Hawai’i will be universally screening all disorders on the United States Department of Health and Human Service Recommended Uniform Screening Panel, now that SCID has been added.
“While this condition is rare, it can have serious life-threatening consequences for newborn infants,” said Sylvia Mann, DOH Genomic Section Supervisor. “Fortunately, early screening can identify this and other inherited conditions, giving newborns a chance for life-saving treatment.”
DOH representatives say that SCID is a group of inherited disorders that affect babies, causing them to be born without a working immune system. Many times, SCID is not noticeable at first in newborns because their mother’s immune system protects them from infections for the first few weeks post-birth.
Babies who do not receive the necessary treatment can face life threatening situations when exposed to common infections or vaccines. A critical factor in these infants survival is early detection and treatment. A bone marrow transplant or gene therapy is generally the treatment for the condition.

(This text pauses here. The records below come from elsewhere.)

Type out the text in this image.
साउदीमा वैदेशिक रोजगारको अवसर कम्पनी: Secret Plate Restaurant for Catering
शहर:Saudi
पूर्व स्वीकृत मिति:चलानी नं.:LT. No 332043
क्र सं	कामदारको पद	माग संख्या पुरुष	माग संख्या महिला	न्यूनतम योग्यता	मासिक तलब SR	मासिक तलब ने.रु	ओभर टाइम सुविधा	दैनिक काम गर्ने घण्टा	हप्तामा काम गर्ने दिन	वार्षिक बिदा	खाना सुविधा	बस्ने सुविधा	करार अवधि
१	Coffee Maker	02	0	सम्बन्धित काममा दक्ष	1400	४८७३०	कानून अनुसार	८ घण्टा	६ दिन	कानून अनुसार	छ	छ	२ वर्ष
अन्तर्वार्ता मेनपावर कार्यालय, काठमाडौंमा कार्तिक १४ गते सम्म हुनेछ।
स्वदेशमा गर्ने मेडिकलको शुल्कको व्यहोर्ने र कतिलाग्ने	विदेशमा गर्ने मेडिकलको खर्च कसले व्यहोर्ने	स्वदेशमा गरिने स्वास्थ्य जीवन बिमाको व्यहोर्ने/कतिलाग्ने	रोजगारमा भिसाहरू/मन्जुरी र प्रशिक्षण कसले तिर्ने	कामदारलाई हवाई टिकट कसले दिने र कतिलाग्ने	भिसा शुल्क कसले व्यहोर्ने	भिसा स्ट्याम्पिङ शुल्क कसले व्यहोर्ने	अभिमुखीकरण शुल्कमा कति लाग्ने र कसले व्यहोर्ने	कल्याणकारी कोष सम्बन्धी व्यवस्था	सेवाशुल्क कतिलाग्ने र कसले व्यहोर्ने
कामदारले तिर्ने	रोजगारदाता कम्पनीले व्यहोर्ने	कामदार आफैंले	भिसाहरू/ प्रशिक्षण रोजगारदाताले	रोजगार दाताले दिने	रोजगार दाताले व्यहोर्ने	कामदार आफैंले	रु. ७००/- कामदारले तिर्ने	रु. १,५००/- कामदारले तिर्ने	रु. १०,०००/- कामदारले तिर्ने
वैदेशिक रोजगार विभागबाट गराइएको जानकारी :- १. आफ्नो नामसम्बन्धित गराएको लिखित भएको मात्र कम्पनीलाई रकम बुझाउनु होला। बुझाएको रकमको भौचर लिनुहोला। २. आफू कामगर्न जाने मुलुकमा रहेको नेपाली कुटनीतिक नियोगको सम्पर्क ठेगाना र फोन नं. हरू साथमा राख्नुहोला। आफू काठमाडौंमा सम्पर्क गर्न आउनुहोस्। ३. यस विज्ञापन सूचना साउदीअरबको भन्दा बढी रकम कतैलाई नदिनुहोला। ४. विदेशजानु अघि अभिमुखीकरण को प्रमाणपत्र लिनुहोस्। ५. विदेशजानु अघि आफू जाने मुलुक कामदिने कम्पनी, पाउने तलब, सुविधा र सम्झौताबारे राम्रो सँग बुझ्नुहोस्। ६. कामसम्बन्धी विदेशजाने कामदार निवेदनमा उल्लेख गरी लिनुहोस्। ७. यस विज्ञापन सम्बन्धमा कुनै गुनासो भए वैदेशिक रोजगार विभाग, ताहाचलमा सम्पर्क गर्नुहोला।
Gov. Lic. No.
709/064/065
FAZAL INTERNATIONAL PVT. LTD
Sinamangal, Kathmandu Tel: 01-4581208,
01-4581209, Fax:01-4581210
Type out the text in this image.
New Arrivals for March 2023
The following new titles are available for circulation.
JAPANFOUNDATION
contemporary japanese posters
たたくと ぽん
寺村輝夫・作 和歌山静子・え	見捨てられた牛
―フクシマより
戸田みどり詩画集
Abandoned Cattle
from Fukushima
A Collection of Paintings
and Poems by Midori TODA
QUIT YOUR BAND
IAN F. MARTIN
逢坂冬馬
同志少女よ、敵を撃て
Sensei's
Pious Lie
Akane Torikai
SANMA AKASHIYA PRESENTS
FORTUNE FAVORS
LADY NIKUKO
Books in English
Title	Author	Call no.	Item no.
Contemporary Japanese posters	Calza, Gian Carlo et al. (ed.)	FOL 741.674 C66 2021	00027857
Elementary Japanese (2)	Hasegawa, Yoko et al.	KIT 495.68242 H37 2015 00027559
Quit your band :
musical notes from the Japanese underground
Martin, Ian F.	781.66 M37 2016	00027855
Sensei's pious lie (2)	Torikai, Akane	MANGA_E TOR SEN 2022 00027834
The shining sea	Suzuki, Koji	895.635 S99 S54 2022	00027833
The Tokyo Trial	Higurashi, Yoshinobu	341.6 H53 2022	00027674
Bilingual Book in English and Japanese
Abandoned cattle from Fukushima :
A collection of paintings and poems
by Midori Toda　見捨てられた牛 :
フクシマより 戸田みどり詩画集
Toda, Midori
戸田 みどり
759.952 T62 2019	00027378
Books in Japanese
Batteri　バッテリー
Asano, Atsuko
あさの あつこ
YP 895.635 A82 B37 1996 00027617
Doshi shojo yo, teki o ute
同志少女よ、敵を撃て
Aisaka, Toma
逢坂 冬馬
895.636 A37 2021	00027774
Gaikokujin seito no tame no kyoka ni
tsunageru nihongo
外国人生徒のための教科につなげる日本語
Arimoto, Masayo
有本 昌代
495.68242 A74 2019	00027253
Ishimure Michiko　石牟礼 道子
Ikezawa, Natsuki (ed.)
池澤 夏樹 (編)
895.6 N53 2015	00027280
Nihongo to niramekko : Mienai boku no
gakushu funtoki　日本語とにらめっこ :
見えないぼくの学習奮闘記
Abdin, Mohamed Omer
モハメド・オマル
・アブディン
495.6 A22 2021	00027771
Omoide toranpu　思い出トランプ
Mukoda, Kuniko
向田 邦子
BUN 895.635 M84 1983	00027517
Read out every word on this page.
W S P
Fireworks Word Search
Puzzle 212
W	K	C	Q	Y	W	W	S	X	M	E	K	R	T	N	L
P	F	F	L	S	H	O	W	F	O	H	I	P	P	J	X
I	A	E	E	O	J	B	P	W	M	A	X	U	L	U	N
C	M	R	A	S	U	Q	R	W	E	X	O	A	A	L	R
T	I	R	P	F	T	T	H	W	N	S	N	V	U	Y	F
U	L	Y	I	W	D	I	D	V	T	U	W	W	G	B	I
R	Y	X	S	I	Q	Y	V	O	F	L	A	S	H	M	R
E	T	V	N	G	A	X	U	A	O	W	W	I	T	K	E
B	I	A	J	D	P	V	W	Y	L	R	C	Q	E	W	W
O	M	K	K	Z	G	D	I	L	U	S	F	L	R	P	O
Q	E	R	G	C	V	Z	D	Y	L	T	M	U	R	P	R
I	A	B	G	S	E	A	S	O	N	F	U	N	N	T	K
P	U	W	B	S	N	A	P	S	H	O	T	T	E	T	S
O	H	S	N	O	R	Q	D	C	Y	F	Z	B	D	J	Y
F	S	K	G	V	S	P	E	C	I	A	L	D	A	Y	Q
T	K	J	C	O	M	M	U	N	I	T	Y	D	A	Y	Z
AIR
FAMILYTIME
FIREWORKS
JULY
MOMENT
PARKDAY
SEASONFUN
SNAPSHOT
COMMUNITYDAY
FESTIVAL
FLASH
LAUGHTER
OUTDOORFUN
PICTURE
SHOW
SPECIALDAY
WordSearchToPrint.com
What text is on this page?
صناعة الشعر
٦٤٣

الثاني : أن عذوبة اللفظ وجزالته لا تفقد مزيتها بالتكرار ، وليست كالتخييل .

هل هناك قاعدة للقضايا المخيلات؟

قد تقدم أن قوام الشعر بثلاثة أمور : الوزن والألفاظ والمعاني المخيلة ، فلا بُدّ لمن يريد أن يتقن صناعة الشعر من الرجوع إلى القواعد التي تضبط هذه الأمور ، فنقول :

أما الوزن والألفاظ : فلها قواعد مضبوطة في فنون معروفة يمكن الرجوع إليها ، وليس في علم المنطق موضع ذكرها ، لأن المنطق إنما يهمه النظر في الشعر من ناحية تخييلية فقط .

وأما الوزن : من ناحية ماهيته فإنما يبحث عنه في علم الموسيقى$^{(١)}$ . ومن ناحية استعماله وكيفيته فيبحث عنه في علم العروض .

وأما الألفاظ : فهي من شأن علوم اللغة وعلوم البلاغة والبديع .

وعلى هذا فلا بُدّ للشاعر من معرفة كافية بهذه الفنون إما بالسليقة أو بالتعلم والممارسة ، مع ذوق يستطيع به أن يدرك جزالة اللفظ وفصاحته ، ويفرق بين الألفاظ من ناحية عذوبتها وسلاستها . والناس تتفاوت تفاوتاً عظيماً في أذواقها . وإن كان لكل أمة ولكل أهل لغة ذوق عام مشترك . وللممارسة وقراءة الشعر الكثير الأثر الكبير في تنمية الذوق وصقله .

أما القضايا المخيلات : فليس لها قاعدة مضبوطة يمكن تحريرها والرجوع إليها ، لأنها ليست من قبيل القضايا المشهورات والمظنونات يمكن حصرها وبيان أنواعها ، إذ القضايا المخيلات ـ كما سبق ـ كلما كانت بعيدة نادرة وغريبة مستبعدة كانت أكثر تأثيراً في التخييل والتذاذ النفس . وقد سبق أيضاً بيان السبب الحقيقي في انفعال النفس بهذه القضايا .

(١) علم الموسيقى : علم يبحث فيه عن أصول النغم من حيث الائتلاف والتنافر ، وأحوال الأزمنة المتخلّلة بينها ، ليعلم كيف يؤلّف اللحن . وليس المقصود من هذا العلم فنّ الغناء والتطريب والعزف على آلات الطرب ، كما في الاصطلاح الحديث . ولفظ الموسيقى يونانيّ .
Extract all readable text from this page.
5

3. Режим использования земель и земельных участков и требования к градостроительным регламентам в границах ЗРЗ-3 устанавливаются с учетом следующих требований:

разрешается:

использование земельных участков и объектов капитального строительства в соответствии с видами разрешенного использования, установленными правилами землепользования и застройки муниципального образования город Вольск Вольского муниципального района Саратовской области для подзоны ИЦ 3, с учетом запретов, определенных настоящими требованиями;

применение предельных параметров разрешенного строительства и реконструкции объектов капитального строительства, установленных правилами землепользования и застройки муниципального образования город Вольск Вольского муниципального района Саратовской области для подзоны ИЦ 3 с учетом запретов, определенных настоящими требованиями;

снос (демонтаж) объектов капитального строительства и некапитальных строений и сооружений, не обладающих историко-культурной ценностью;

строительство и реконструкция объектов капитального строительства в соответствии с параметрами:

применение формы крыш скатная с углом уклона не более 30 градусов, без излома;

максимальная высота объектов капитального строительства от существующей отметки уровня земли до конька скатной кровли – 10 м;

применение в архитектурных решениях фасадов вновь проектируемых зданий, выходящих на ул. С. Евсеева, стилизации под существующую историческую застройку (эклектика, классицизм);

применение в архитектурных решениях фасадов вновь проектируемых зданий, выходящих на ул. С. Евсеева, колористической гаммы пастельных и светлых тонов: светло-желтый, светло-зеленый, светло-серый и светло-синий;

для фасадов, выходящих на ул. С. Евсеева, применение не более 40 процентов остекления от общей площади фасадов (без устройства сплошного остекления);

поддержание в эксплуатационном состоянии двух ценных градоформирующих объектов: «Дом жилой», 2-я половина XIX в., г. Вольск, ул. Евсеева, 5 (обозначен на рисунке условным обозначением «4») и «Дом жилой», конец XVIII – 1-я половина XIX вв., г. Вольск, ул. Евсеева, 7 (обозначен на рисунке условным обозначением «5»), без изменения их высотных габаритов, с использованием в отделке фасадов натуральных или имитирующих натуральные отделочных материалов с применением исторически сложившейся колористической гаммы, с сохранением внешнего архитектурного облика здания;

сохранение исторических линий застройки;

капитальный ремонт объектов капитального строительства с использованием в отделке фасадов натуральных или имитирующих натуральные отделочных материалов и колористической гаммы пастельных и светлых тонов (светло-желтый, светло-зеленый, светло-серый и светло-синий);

Newborns in Hawai’i already undergo a bloodspot of 32 disorders. The SCID screening will be added along with those. The bloodspot sample is collected within 24-48 hours of being born. These are only screening tests and cannot diagnose things like SCID. A suspected diagnosis would have to be followed by a follow-up testing.
A federally funded partnership between Kapiolani Medical Center for Women and Children, the University of California at Los Angeles Mattel’s Children’s Hospital, and the Hawai’i Department of Health has been created in order to ensure that babies born in Hawai’i have access to life-saving treatment options.